The sun was rising above the charcoal roofs in splashes of oranges and purples. Several street lamps hung above the roofs like globes of light, guarding the sleeping children in the houses, making them feel safe. I leaned against the wall, letting the breeze run its fingers through my long strands of chocolate hair. It was going to be a peaceful day.
Every person has more than one side to them: an array of personas, so to speak: Things that we keep hidden from the rest of the world. I am no exception.

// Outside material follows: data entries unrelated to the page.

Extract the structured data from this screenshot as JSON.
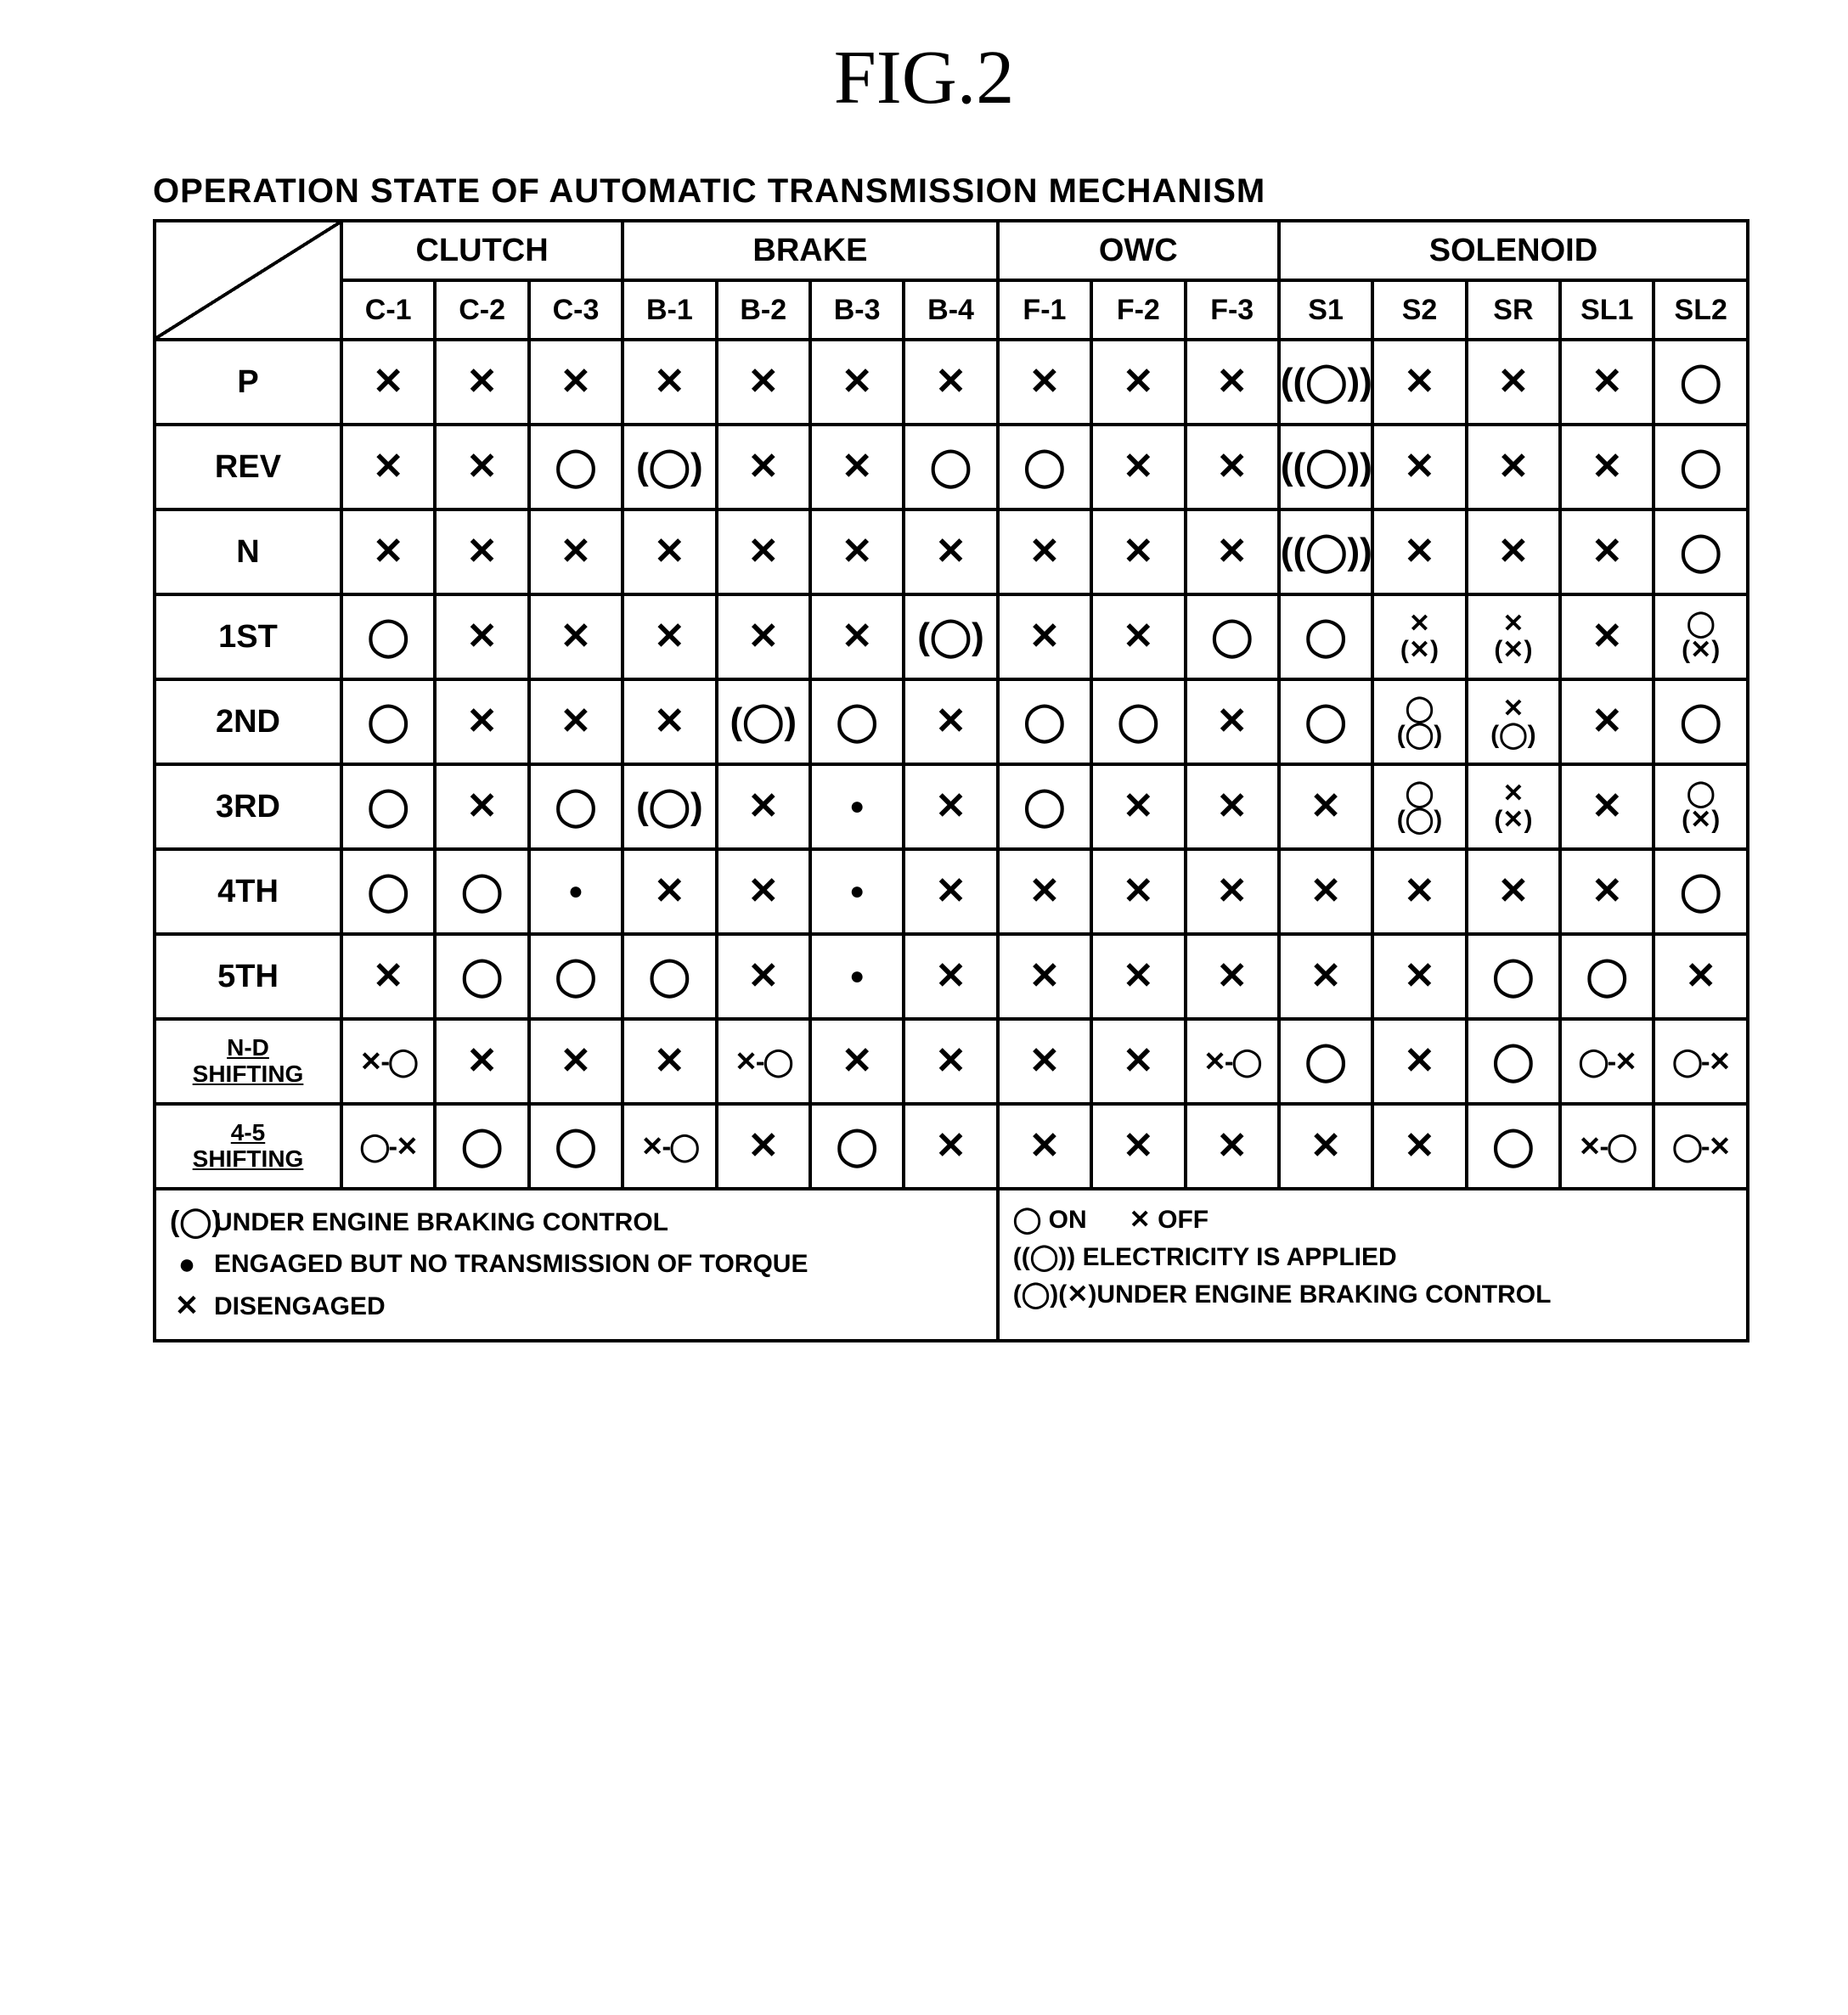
{
  "figure_title": "FIG.2",
  "caption": "OPERATION STATE OF AUTOMATIC TRANSMISSION MECHANISM",
  "groups": [
    {
      "label": "CLUTCH",
      "cols": [
        "C-1",
        "C-2",
        "C-3"
      ]
    },
    {
      "label": "BRAKE",
      "cols": [
        "B-1",
        "B-2",
        "B-3",
        "B-4"
      ]
    },
    {
      "label": "OWC",
      "cols": [
        "F-1",
        "F-2",
        "F-3"
      ]
    },
    {
      "label": "SOLENOID",
      "cols": [
        "S1",
        "S2",
        "SR",
        "SL1",
        "SL2"
      ]
    }
  ],
  "rows": [
    {
      "label": "P",
      "cells": [
        "X",
        "X",
        "X",
        "X",
        "X",
        "X",
        "X",
        "X",
        "X",
        "X",
        "DO",
        "X",
        "X",
        "X",
        "O"
      ]
    },
    {
      "label": "REV",
      "cells": [
        "X",
        "X",
        "O",
        "PO",
        "X",
        "X",
        "O",
        "O",
        "X",
        "X",
        "DO",
        "X",
        "X",
        "X",
        "O"
      ]
    },
    {
      "label": "N",
      "cells": [
        "X",
        "X",
        "X",
        "X",
        "X",
        "X",
        "X",
        "X",
        "X",
        "X",
        "DO",
        "X",
        "X",
        "X",
        "O"
      ]
    },
    {
      "label": "1ST",
      "cells": [
        "O",
        "X",
        "X",
        "X",
        "X",
        "X",
        "PO",
        "X",
        "X",
        "O",
        "O",
        "X/(X)",
        "X/(X)",
        "X",
        "O/(X)"
      ]
    },
    {
      "label": "2ND",
      "cells": [
        "O",
        "X",
        "X",
        "X",
        "PO",
        "O",
        "X",
        "O",
        "O",
        "X",
        "O",
        "O/(O)",
        "X/(O)",
        "X",
        "O"
      ]
    },
    {
      "label": "3RD",
      "cells": [
        "O",
        "X",
        "O",
        "PO",
        "X",
        "F",
        "X",
        "O",
        "X",
        "X",
        "X",
        "O/(O)",
        "X/(X)",
        "X",
        "O/(X)"
      ]
    },
    {
      "label": "4TH",
      "cells": [
        "O",
        "O",
        "F",
        "X",
        "X",
        "F",
        "X",
        "X",
        "X",
        "X",
        "X",
        "X",
        "X",
        "X",
        "O"
      ]
    },
    {
      "label": "5TH",
      "cells": [
        "X",
        "O",
        "O",
        "O",
        "X",
        "F",
        "X",
        "X",
        "X",
        "X",
        "X",
        "X",
        "O",
        "O",
        "X"
      ]
    },
    {
      "label": "N-D SHIFTING",
      "label_small": true,
      "cells": [
        "X-O",
        "X",
        "X",
        "X",
        "X-O",
        "X",
        "X",
        "X",
        "X",
        "X-O",
        "O",
        "X",
        "O",
        "O-X",
        "O-X"
      ]
    },
    {
      "label": "4-5 SHIFTING",
      "label_small": true,
      "cells": [
        "O-X",
        "O",
        "O",
        "X-O",
        "X",
        "O",
        "X",
        "X",
        "X",
        "X",
        "X",
        "X",
        "O",
        "X-O",
        "O-X"
      ]
    }
  ],
  "legend_left": [
    {
      "icon": "(◯)",
      "text": "UNDER ENGINE BRAKING CONTROL"
    },
    {
      "icon": "●",
      "text": "ENGAGED BUT NO TRANSMISSION OF TORQUE"
    },
    {
      "icon": "✕",
      "text": "DISENGAGED"
    }
  ],
  "legend_right": [
    {
      "text": "◯ ON        ✕ OFF"
    },
    {
      "text": "((◯)) ELECTRICITY IS APPLIED"
    },
    {
      "text": "(◯)(✕)UNDER ENGINE BRAKING CONTROL"
    }
  ],
  "symbols": {
    "X": "✕",
    "O": "◯",
    "PO": "(◯)",
    "DO": "((◯))",
    "F": "●"
  },
  "colors": {
    "border": "#000000",
    "bg": "#ffffff",
    "text": "#000000"
  }
}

Some of mine are buried so deeply under a mess of other emotions that I am not even aware of their existence.
However, I have accomplished a feat of wonder and intrigue. Whether it is a good thing or a bad thing you have no right to decide, but listen to my tale weary traveler and you will perhaps find out something about yourself.
Persona: optimism
Traits: Smiles
Stubborn Innocence
Small capacity for deep intellectual conversation if it at all delves into the darker part of human nature
Easily hurt
Silly
Unrealistic
I was vulnerable in this state. Even though it was my natural state, the voices of those smarter than I, the jokes, and the looks began to wear down this rare persona of mine like waves against a tall rock. I did what any self concerned optimist would do: I created a sharper, smarter, wittier, edgier persona that I wear like a mask in order to protect the innocent persona below. The problem? When I try and tear this worldly mask away from me, I find that it sticks. Every time I put it on it becomes harder to take it off. It’s molasses stuck to a silver spoon, hardening, crystallizing. Will I be able to manage the two or will my new persona devour my old.